Saya pernah nyantri di pesantren, dan pengalaman itu adalah pengalaman langka yang tidak dialami oleh orang-orang yang bekerja di kantor saya di Amerika. Karenanya, pesantren dan santri adalah hal asing di kepala banyak orang, bahkan banyak yang tidak tahu sama sekali tentang pesantren. Jangankan untuk orang yang sudah lama tinggal di Amerika, orang Indonesia yang lahir dan besar di Indonesia pun banyak yang tidak mengenal pesantren, meskipun lembaga pesantren ada di sekitar mereka.

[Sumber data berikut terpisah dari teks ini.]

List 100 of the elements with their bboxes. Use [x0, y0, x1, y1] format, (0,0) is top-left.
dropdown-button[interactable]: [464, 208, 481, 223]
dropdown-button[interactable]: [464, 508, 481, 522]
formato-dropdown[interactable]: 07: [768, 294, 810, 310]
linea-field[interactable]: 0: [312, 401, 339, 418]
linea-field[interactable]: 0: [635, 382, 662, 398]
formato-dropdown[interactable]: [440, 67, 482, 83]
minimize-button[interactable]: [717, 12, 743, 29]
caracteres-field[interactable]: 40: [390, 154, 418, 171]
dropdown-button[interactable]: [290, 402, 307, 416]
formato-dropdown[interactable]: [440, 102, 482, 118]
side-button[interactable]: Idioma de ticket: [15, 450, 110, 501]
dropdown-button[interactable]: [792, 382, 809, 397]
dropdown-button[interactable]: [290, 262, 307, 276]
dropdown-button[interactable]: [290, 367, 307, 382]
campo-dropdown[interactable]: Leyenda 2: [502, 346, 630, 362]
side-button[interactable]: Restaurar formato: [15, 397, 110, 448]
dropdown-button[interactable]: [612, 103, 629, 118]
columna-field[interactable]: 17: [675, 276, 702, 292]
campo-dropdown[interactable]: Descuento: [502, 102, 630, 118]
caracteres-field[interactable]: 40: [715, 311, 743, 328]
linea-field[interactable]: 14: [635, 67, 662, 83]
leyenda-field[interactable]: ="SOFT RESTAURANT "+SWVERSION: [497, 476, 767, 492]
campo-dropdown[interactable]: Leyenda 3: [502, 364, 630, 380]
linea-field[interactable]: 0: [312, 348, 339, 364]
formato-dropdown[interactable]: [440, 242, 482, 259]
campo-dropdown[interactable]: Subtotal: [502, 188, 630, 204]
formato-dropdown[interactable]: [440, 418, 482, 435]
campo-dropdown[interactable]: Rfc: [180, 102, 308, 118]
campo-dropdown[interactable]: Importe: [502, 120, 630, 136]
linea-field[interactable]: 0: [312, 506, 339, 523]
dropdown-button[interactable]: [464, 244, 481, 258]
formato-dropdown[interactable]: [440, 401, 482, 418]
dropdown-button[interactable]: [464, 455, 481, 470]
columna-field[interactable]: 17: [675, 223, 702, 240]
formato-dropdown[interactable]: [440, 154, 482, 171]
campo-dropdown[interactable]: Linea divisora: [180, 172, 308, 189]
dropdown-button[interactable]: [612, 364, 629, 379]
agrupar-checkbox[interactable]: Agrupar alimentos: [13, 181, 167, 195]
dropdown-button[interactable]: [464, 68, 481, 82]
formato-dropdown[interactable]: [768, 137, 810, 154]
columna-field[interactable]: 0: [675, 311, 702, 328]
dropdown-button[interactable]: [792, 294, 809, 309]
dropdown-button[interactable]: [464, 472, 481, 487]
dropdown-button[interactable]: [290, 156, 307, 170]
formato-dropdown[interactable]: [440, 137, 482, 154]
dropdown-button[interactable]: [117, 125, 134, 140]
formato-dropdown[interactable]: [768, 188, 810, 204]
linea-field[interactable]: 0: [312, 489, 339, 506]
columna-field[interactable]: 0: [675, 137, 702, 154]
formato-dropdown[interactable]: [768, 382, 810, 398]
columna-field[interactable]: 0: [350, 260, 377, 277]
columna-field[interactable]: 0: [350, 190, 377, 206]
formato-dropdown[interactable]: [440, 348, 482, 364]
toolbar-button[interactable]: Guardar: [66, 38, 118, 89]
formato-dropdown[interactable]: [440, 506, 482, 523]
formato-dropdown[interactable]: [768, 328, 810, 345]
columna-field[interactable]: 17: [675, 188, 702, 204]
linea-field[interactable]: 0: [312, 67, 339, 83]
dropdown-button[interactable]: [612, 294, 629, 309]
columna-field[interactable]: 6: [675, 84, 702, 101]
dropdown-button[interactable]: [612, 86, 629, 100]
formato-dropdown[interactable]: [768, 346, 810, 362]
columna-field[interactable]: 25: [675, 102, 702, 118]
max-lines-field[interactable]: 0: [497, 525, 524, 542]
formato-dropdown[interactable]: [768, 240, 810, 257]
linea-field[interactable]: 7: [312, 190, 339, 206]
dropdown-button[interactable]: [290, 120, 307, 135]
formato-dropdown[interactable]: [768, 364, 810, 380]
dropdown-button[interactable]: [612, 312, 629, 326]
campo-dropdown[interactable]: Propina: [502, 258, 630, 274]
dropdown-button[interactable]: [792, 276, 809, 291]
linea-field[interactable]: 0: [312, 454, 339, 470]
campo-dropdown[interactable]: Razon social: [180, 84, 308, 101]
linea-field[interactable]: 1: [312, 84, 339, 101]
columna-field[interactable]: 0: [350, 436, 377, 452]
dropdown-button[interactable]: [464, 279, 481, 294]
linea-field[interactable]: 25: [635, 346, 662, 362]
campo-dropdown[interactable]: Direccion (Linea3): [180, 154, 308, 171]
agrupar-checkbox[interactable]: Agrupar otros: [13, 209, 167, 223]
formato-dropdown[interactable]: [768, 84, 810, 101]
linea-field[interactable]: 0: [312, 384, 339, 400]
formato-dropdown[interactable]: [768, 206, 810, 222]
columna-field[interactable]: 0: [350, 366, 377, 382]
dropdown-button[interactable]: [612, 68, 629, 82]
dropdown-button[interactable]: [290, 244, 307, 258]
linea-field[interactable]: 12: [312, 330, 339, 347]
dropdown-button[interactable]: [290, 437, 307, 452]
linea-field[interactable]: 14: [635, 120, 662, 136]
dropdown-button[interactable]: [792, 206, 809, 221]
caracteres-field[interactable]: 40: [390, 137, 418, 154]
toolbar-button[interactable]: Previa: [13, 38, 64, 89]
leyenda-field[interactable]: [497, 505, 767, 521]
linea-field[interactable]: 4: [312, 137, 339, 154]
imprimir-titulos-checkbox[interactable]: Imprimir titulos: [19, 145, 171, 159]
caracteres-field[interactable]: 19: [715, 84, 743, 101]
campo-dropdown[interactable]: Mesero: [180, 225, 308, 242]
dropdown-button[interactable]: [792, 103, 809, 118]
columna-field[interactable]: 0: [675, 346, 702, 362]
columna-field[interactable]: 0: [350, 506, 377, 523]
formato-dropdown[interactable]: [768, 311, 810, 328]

Ketidaktahuan ini menggiring orang pada asumsi bahwa santri dan pesantren adalah komunitas yang jauh dari modernitas. Memang ada banyak pesantren modern dan santri yang berkarier di berbagai pekerjaan keren, namun tetap saja, masih butuh banyak pembuktian dan validasi agar santri dan pesantren bisa dikenali oleh orang awam. Barangkali kesederhanaan yang diajarkan dalam konsep kepesantrenan menjadi salah satu alasan mengapa imaji sederhana dan tidak “duniawi” begitu lekat dengan identitas santri dan pesantren.

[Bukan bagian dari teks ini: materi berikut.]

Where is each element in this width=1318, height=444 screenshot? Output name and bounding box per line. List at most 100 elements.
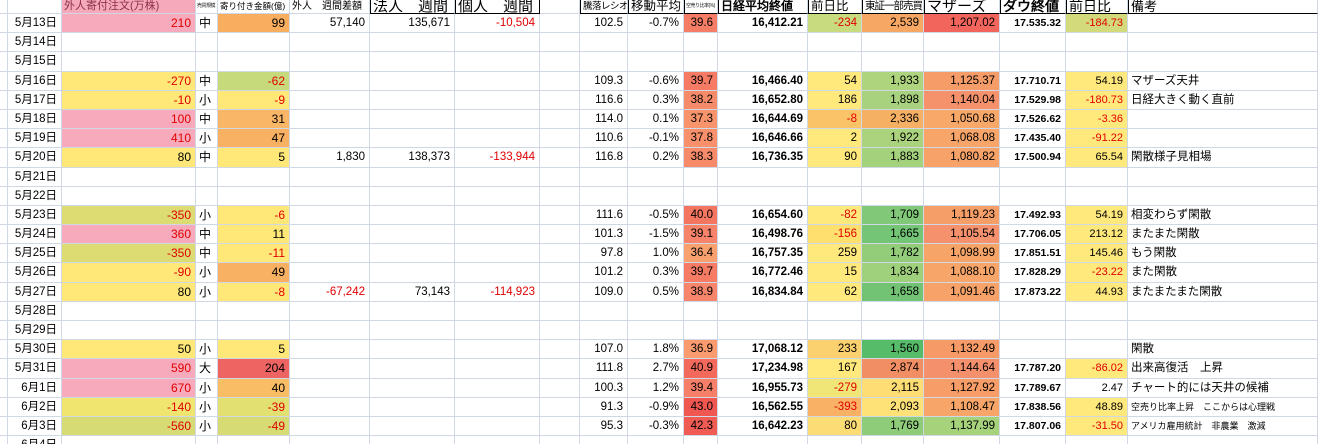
cell-foreign[interactable]: -90 bbox=[62, 263, 196, 282]
header-amount[interactable]: 寄り付き金額(億) bbox=[218, 0, 290, 14]
cell-blank[interactable] bbox=[540, 187, 580, 206]
header-hweek[interactable]: 法人 週間 bbox=[370, 0, 455, 14]
header-foreign[interactable]: 外人寄付注文(万株) bbox=[62, 0, 196, 14]
cell-nikkei[interactable]: 16,772.46 bbox=[718, 263, 808, 282]
cell-amount[interactable]: 40 bbox=[218, 379, 290, 398]
header-blank[interactable] bbox=[540, 0, 580, 14]
cell-hweek[interactable] bbox=[370, 206, 455, 225]
header-ndiff[interactable]: 前日比 bbox=[808, 0, 862, 14]
cell-hweek[interactable]: 138,373 bbox=[370, 148, 455, 167]
cell-dow[interactable]: 17.706.05 bbox=[1000, 225, 1066, 244]
cell-gweek[interactable] bbox=[290, 129, 370, 148]
header-iweek[interactable]: 個人 週間 bbox=[455, 0, 540, 14]
cell-hweek[interactable] bbox=[370, 436, 455, 444]
cell-tosho[interactable] bbox=[862, 302, 924, 321]
cell-gweek[interactable] bbox=[290, 168, 370, 187]
cell-ndiff[interactable]: 2 bbox=[808, 129, 862, 148]
cell-gweek[interactable] bbox=[290, 379, 370, 398]
cell-hweek[interactable] bbox=[370, 129, 455, 148]
cell-amount[interactable] bbox=[218, 321, 290, 340]
cell-tosho[interactable]: 1,883 bbox=[862, 148, 924, 167]
cell-amount[interactable]: 11 bbox=[218, 225, 290, 244]
cell-ma[interactable]: 0.1% bbox=[628, 110, 684, 129]
cell-hweek[interactable] bbox=[370, 72, 455, 91]
cell-sratio[interactable]: 42.3 bbox=[684, 417, 718, 436]
cell-size[interactable]: 中 bbox=[196, 110, 218, 129]
cell-ndiff[interactable]: 54 bbox=[808, 72, 862, 91]
cell-remarks[interactable]: また閑散 bbox=[1128, 263, 1318, 282]
cell-nikkei[interactable]: 16,562.55 bbox=[718, 398, 808, 417]
header-mothers[interactable]: マザーズ bbox=[924, 0, 1000, 14]
cell-dow[interactable]: 17.526.62 bbox=[1000, 110, 1066, 129]
cell-a[interactable] bbox=[0, 72, 8, 91]
cell-amount[interactable]: 5 bbox=[218, 148, 290, 167]
cell-remarks[interactable] bbox=[1128, 129, 1318, 148]
cell-amount[interactable]: -39 bbox=[218, 398, 290, 417]
cell-blank[interactable] bbox=[540, 14, 580, 33]
cell-blank[interactable] bbox=[540, 72, 580, 91]
cell-remarks[interactable] bbox=[1128, 187, 1318, 206]
cell-date[interactable]: 5月17日 bbox=[8, 91, 62, 110]
cell-iweek[interactable] bbox=[455, 263, 540, 282]
cell-dow[interactable]: 17.787.20 bbox=[1000, 359, 1066, 378]
cell-tosho[interactable]: 2,115 bbox=[862, 379, 924, 398]
cell-remarks[interactable]: アメリカ雇用統計 非農業 激減 bbox=[1128, 417, 1318, 436]
cell-size[interactable] bbox=[196, 436, 218, 444]
cell-ndiff[interactable]: 167 bbox=[808, 359, 862, 378]
cell-amount[interactable]: 47 bbox=[218, 129, 290, 148]
cell-size[interactable]: 小 bbox=[196, 398, 218, 417]
cell-date[interactable]: 5月25日 bbox=[8, 244, 62, 263]
cell-a[interactable] bbox=[0, 398, 8, 417]
cell-mothers[interactable] bbox=[924, 52, 1000, 71]
cell-mothers[interactable] bbox=[924, 33, 1000, 52]
cell-hweek[interactable] bbox=[370, 340, 455, 359]
cell-tosho[interactable]: 1,658 bbox=[862, 283, 924, 302]
cell-tosho[interactable] bbox=[862, 321, 924, 340]
cell-foreign[interactable]: -350 bbox=[62, 206, 196, 225]
cell-remarks[interactable] bbox=[1128, 436, 1318, 444]
cell-nikkei[interactable]: 17,068.12 bbox=[718, 340, 808, 359]
cell-ddiff[interactable]: 145.46 bbox=[1066, 244, 1128, 263]
cell-ddiff[interactable] bbox=[1066, 187, 1128, 206]
cell-mothers[interactable] bbox=[924, 436, 1000, 444]
cell-amount[interactable]: 99 bbox=[218, 14, 290, 33]
cell-size[interactable]: 小 bbox=[196, 91, 218, 110]
cell-ratio[interactable]: 102.5 bbox=[580, 14, 628, 33]
cell-iweek[interactable] bbox=[455, 321, 540, 340]
cell-blank[interactable] bbox=[540, 283, 580, 302]
cell-hweek[interactable] bbox=[370, 302, 455, 321]
cell-sratio[interactable]: 38.9 bbox=[684, 283, 718, 302]
cell-iweek[interactable] bbox=[455, 187, 540, 206]
cell-size[interactable]: 小 bbox=[196, 340, 218, 359]
cell-a[interactable] bbox=[0, 33, 8, 52]
cell-blank[interactable] bbox=[540, 168, 580, 187]
cell-ratio[interactable]: 91.3 bbox=[580, 398, 628, 417]
cell-ratio[interactable]: 101.3 bbox=[580, 225, 628, 244]
cell-dow[interactable] bbox=[1000, 168, 1066, 187]
cell-gweek[interactable] bbox=[290, 359, 370, 378]
cell-size[interactable] bbox=[196, 52, 218, 71]
cell-sratio[interactable]: 39.4 bbox=[684, 379, 718, 398]
cell-amount[interactable] bbox=[218, 52, 290, 71]
cell-a[interactable] bbox=[0, 379, 8, 398]
cell-ma[interactable] bbox=[628, 168, 684, 187]
cell-ndiff[interactable]: -156 bbox=[808, 225, 862, 244]
cell-dow[interactable]: 17.535.32 bbox=[1000, 14, 1066, 33]
cell-remarks[interactable]: 日経大きく動く直前 bbox=[1128, 91, 1318, 110]
cell-a[interactable] bbox=[0, 14, 8, 33]
header-nikkei[interactable]: 日経平均終値 bbox=[718, 0, 808, 14]
cell-foreign[interactable] bbox=[62, 436, 196, 444]
cell-blank[interactable] bbox=[540, 129, 580, 148]
cell-ratio[interactable] bbox=[580, 302, 628, 321]
cell-hweek[interactable] bbox=[370, 398, 455, 417]
cell-ndiff[interactable] bbox=[808, 302, 862, 321]
header-sratio[interactable]: 空売り比率(%) bbox=[684, 0, 718, 14]
cell-a[interactable] bbox=[0, 148, 8, 167]
cell-ndiff[interactable] bbox=[808, 52, 862, 71]
cell-hweek[interactable] bbox=[370, 417, 455, 436]
cell-tosho[interactable]: 1,933 bbox=[862, 72, 924, 91]
cell-ma[interactable]: 1.2% bbox=[628, 379, 684, 398]
cell-blank[interactable] bbox=[540, 91, 580, 110]
cell-sratio[interactable] bbox=[684, 302, 718, 321]
cell-size[interactable]: 小 bbox=[196, 263, 218, 282]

Hal ini tampak terkonfirmasi di kepala saya, ketika suatu pagi beberapa waktu lalu, ada kunjungan rombongan delegasi DPR RI ke kantor. Kedatangan mereka disambut dalam sebuah acara yang, seperti biasa, banyak sambutan-sambutannya. Kedatangan delegasi semacam ini adalah hal yang biasa, bahkan rutin terjadi hampir setiap bulan. Dalam setiap kunjungan anggota DPR atau pejabat negara lainnya, yang sering saya lihat adalah gaya mereka yang sangat menonjol. Menonjol dengan pakaian mahal, tas mahal, sepatu mahal, kacamata mahal, bros mahal—pokoknya gaya sekali. Bahkan pernah ada delegasi DPR yang datang dengan keluarganya, di antaranya ada seorang bocah mungkin usia 5 atau 6 tahun, berlenggak-lenggok sekali dengan tas kecil Chanel-nya. Anak sekecil itu, sepertinya tidak perlu.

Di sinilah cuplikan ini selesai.